Thursday, February 18, 2016

Flash Fiction by Rhys Hughes


My Biological Prism

On the road outside his house was a dead rainbow.  It might have been an oil slick that had separated into bands of color, but Hogarth had no interest in that explanation.  He stopped and peered.  Was there anything he could do to erase it?  Then it twitched.  It wasn't dead after all, just badly injured!  He wrapped it in his coat and took it home, intending to nurse it back to health.

He used his bedroom as a sickbay and kept the rainbow in a cardboard box filled with fistfuls of cotton wool that resembled summer clouds.  The rainbow regained its strength and soon was able to arch itself without assistance.  Only now did Hogarth realize how young it was, not exactly a baby, but certainly a toddler.  He fed it on fake raindrops squeezed from a sponge and beams of electric light.

When it was fully recovered, it followed him everywhere and became totally domesticated, sleeping against the ceiling over his bed.  Hogarth felt it was his duty to reintroduce it into the wild and took it for long walks under vast skies.  But the rainbow never strayed far from his side.  Hogarth's friends began to frown with disapproval whenever they passed him on the street.  Then the rainbow uttered its first word.

"Prism!" it cried loudly.  "Prism!"

Hogarth was touched but also concerned.  The rainbow was dependent on him to an unhealthy degree and wouldn't survive on its own.  He had to make a renewed effort to loosen the bonds, to undo the damage.  One morning he left the house earlier than usual, before the rainbow was awake, and he didn't return until after sunset.  He found the rainbow in an acute state of agitation because of his prolonged absence.

"It's time we had a little talk," he said gruffly.

The rainbow quivered anxiously.

"I'm not your prism," continued Hogarth, "not your real prism.  I adopted you when you were an infantile spectrum and raised you as my own, so in fact, I'm just your step-prism."

The rainbow remained perfectly still.

"It's true," said Hogarth almost defensively.  Then he fumbled in the pocket of his coat and withdrew a transparent wedge of glass.  "I went to all the curio shops, toured all the street markets, and finally I found this.  Don't you recognize it?"

"My biological prism," said the rainbow.  It was neither a question nor a statement and Hogarth sighed.

"Reunions like this don't come cheap.  The owner of the antique store span me an improbable tale about the prism that Isaac Newton bought at Stourbridge Fair in 1665, a casual purchase that led to his discovery that white light is a mixture of all the other colors.  That prism was an ancestor of this one, the owner said.  I don't know how that could be.  Do you feel it might be true?  I think it's just a fable."

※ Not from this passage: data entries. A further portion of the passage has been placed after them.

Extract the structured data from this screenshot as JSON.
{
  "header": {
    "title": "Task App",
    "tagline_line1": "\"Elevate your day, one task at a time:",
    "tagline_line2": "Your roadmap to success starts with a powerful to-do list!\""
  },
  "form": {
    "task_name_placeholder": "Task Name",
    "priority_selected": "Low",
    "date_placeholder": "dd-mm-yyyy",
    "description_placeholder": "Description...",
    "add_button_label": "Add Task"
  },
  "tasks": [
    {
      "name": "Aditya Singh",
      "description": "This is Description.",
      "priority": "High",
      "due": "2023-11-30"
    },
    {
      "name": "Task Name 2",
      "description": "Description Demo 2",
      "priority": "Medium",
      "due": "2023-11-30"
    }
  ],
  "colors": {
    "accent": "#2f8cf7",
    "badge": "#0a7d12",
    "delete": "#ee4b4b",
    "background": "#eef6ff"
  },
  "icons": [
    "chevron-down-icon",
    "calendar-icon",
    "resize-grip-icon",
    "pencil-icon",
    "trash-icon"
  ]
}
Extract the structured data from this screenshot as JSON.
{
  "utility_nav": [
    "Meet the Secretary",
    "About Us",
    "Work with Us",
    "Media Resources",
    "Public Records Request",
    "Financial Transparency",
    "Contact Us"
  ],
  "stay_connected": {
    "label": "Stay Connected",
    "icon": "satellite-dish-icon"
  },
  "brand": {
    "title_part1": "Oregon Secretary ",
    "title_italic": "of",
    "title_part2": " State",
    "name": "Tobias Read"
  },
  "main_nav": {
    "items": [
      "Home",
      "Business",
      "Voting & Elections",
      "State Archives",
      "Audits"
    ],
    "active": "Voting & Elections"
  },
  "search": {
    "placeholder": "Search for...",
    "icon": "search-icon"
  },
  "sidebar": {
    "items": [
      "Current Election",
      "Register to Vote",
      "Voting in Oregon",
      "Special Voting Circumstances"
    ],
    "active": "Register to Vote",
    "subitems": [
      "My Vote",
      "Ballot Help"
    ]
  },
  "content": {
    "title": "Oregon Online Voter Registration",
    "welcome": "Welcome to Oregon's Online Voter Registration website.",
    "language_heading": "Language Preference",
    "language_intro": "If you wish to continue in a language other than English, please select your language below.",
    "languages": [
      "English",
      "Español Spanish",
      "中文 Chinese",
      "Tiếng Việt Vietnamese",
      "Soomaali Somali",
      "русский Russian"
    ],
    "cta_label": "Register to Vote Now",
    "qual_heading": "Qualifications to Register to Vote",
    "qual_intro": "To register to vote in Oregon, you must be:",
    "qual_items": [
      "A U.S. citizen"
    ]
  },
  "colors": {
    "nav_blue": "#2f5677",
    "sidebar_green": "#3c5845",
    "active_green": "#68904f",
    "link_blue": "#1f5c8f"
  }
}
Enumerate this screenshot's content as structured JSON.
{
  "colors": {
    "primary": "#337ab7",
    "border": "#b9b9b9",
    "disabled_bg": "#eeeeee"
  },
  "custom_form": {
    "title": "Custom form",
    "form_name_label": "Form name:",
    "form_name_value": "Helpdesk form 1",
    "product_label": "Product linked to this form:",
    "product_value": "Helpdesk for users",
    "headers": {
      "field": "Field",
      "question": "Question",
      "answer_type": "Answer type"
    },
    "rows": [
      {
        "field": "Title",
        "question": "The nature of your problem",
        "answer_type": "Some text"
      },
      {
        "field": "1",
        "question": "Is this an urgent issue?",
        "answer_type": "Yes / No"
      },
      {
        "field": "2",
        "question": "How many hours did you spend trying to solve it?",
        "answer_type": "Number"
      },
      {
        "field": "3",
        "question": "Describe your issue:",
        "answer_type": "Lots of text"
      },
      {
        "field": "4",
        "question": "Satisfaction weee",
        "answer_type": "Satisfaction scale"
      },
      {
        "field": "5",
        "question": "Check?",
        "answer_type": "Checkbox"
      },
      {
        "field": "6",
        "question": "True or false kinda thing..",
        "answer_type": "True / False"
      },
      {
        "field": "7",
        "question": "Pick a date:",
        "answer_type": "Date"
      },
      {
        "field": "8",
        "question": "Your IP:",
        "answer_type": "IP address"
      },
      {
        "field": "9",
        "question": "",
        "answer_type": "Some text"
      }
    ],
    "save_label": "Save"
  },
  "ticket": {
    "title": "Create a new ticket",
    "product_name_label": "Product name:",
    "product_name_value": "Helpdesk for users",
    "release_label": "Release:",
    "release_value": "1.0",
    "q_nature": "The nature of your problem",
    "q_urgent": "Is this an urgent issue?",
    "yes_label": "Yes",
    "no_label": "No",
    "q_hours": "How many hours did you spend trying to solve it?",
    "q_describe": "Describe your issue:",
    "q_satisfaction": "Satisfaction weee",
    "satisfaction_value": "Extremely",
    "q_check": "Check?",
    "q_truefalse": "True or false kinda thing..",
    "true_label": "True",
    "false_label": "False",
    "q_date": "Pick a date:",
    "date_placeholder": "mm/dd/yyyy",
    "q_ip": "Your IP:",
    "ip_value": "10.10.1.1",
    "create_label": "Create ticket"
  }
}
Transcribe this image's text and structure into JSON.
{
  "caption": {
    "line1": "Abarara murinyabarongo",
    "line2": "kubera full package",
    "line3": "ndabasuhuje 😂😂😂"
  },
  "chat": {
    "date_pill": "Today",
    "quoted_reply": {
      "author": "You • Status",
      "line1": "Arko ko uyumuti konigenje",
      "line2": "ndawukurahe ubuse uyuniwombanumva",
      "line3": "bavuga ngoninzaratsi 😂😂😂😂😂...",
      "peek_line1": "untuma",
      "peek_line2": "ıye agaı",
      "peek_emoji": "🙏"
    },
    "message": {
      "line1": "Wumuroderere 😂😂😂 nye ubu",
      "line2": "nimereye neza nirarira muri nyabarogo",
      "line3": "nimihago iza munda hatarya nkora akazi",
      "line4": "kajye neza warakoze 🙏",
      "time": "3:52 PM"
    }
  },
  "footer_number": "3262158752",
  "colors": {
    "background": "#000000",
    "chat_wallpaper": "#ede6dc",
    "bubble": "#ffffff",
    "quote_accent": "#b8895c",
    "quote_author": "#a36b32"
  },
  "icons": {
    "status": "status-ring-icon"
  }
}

The rainbow sagged under its own barely detectable weight.

Hogarth set down the glass wedge with an audible click on the top of his bedside table.  "I'll leave you alone together.  You need time to get properly acquainted.  But you can't live here any longer, I'm afraid.  My friends think I've become some sort of pervert.  Goodbye!"

He turned to leave, then paused at the door.  "Take your sponge with you but leave the lamp.  I can live without indoor rain but I enjoy reading in bed.  I'm going to stay in a hotel in another town for a few days.  Please don't be here when I get back.  That's everything."

The empty streets were straight and grey.  Crossing the bridge, he happened to glance down.  A large prism was floating on the current of the river and a shoal of rainbow fish followed it.

"Adoption just isn't for me," said Hogarth finally.




Rhys Hughes has been a published author for the past 25 years.  He has published more than 30 books and has been translated into 10 languages.